Crissey left his first-quarter estimate for a loss of $1.52 per share unchanged but said his full-year profit estimate of $1.41 could look too high if the March revenue situation doesn’t improve over the summer, when airlines carry more leisure travelers.

The gloomy outlook from Continental issued late Tuesday contrasts with slightly more optimistic comments made by US Airways Group Inc. President Scott Kirby on Monday. He said drops in new booking revenue that US Airways saw in January and the first half of February had stopped, and even improved a little in March. However, he also added that Easter travel plans account for some of the improvement, and that the overall outlook remained murky.

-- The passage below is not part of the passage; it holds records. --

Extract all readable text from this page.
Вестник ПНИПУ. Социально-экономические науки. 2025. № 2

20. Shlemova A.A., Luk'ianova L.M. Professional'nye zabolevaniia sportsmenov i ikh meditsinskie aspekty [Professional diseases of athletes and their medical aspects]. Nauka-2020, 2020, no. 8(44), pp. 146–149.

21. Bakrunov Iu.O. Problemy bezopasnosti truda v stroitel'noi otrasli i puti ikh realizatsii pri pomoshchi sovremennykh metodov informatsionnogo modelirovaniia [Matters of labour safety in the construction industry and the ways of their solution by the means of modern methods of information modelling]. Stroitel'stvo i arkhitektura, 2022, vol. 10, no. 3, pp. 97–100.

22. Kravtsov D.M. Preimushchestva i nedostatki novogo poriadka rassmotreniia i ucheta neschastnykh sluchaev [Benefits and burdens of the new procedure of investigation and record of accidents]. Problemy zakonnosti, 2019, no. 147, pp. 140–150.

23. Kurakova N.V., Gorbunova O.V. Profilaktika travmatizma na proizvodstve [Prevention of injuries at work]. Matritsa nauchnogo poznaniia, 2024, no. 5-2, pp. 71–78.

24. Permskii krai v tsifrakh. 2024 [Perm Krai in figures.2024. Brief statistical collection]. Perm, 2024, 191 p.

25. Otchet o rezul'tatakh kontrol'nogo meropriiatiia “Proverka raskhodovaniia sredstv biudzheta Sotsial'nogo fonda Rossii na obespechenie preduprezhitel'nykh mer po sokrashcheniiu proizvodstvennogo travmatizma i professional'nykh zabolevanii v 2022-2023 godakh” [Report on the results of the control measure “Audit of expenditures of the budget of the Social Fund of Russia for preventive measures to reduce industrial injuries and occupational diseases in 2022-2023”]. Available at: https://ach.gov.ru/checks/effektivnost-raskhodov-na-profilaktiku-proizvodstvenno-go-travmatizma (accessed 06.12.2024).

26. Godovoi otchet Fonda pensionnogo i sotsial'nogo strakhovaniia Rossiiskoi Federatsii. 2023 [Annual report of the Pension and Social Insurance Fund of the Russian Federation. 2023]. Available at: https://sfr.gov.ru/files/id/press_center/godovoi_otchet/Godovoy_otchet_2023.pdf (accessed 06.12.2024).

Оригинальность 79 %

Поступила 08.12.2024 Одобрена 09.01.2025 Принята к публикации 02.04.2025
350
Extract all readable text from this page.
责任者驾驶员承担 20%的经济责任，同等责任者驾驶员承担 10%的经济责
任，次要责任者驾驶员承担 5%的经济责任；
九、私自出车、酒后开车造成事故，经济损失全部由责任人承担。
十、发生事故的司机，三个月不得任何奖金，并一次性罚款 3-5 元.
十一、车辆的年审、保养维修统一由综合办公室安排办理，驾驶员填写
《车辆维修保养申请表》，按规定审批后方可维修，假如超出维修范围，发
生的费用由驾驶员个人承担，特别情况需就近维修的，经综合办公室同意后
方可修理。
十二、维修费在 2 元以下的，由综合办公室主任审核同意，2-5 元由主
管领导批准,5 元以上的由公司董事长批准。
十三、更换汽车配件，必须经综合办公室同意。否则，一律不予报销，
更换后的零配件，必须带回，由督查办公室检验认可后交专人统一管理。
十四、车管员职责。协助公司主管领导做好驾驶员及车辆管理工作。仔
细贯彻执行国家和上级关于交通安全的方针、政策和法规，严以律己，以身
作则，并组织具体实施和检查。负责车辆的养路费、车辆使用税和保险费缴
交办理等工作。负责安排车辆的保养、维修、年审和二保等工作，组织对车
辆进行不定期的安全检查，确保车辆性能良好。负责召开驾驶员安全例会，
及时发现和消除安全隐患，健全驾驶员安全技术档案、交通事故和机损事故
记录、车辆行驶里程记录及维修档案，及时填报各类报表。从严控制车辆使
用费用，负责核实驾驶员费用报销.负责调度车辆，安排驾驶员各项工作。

Airlines have been reducing capacity as demand has fallen, and Continental said it will reduce its first-quarter flying 7.3 percent, a bigger cut than the 6.9 percent it had predicted in January. The carrier left unchanged its prediction for a full-year reduction of 4 percent to 5 percent.

Continental also said it expects its load factor — the percentage of seats filled — will fall 3 to 4 percentage points for the first quarter.

It said domestic bookings for the next six weeks are running 4 to 5 percentage points higher than the same period last year. However, airlines generally have been reducing fares to keep travelers flying, so revenue has been falling faster than the number of travelers.

Continental said it expects to end the quarter with about $2.6 billion in cash and short-term investments, down from about $2.64 billion on Dec. 31.